After his breakout turn as a broody, closeted teenager in Beach Rats, Harris Dickinson is continuing to seek out roles which challenge audience sensibilities
In Beach Rats, Harris Dickinson’s character, a young, monosyllabic Brooklynite, leads a double life. By day he scores chemicals, dates a girl and looks after his dying father. When the sun sets, he cruises the serpentine coasts of nearby Gerritsen Beach for hook-ups arranged on gay dating apps.
“I wanted to play Frankie because he’s in a battle,” says the east London-based actor. “He’s living in such a masculine, traditional environment, struggling with his sexuality and identity. It’s something so taboo in his community.”
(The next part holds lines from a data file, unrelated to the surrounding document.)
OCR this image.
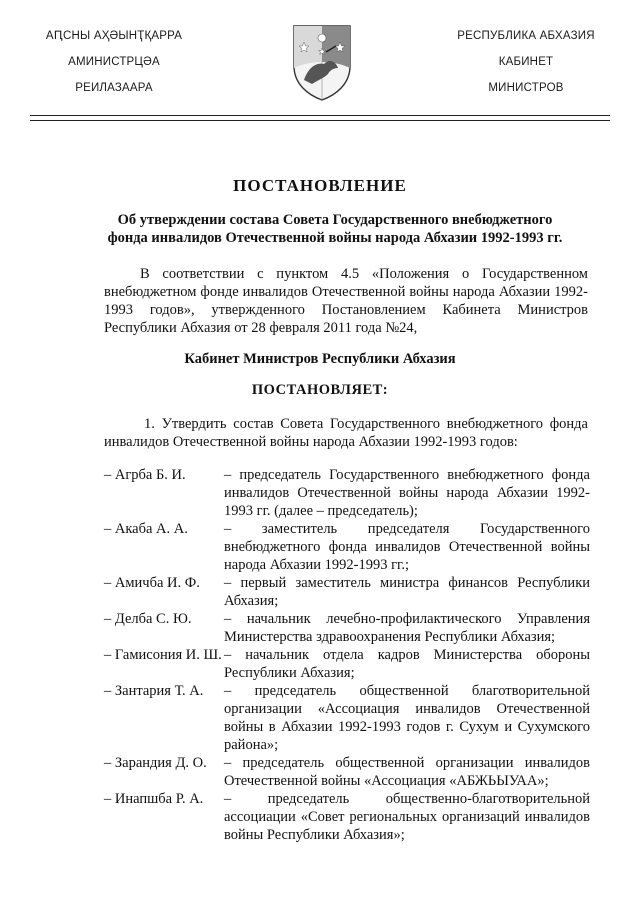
АԤСНЫ АҲӘЫНҬҚАРРА
АМИНИСТРЦӘА
РЕИЛАЗААРА
РЕСПУБЛИКА АБХАЗИЯ
КАБИНЕТ
МИНИСТРОВ
ПОСТАНОВЛЕНИЕ
Об утверждении состава Совета Государственного внебюджетного
фонда инвалидов Отечественной войны народа Абхазии 1992-1993 гг.
В соответствии с пунктом 4.5 «Положения о Государственном внебюджетном фонде инвалидов Отечественной войны народа Абхазии 1992-1993 годов», утвержденного Постановлением Кабинета Министров Республики Абхазия от 28 февраля 2011 года №24,
Кабинет Министров Республики Абхазия
ПОСТАНОВЛЯЕТ:
1. Утвердить состав Совета Государственного внебюджетного фонда инвалидов Отечественной войны народа Абхазии 1992-1993 годов:
– Агрба Б. И.	– председатель Государственного внебюджетного фонда инвалидов Отечественной войны народа Абхазии 1992-1993 гг. (далее – председатель);
– Акаба А. А.	– заместитель председателя Государственного внебюджетного фонда инвалидов Отечественной войны народа Абхазии 1992-1993 гг.;
– Амичба И. Ф.	– первый заместитель министра финансов Республики Абхазия;
– Делба С. Ю.	– начальник лечебно-профилактического Управления Министерства здравоохранения Республики Абхазия;
– Гамисония И. Ш. – начальник отдела кадров Министерства обороны Республики Абхазия;
– Зантария Т. А.	– председатель общественной благотворительной организации «Ассоциация инвалидов Отечественной войны в Абхазии 1992-1993 годов г. Сухум и Сухумского района»;
– Зарандия Д. О.	– председатель общественной организации инвалидов Отечественной войны «Ассоциация «АБЖЬЫУАА»;
– Инапшба Р. А.	– председатель общественно-благотворительной ассоциации «Совет региональных организаций инвалидов войны Республики Абхазия»;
Just like Frankie in Beach Rats, which premiered at Sundance in January, Dickinson is a bundle of contradictions. For all intents and purposes, he’s an average millenial: scruffy hair, unsteady hands buzzed on coffee and adrenaline. He very nearly opted for a career in the Marines, but was persuaded back into theatre by his coach at London’s RAW Academy.
“He’d watched me grow from the age of 13, he trained me… I think he realised some potential in me and assured me that I should continue, he and I both knew that it was my passion. So many people don’t (stick to their passions) because they're scared, or don’t have the support network.”
In his approach, however, Dickinson is resolutely untypical – eager to provoke a reaction in his audience, for better or worse. At the Redbridge Theatre, Dickinson played the lead in coming-of-age drama Stuff I Buried in a Small Town. “The character is extremely racist, I didn’t think I could do it,” he remembers. “After the play people were like, ‘Ah, I don’t think I like you!’ That was fun for me – people were genuinely affected by my performance. The feeling I used to get coming out the cinema, that resentment towards someone... That’s what I want, man.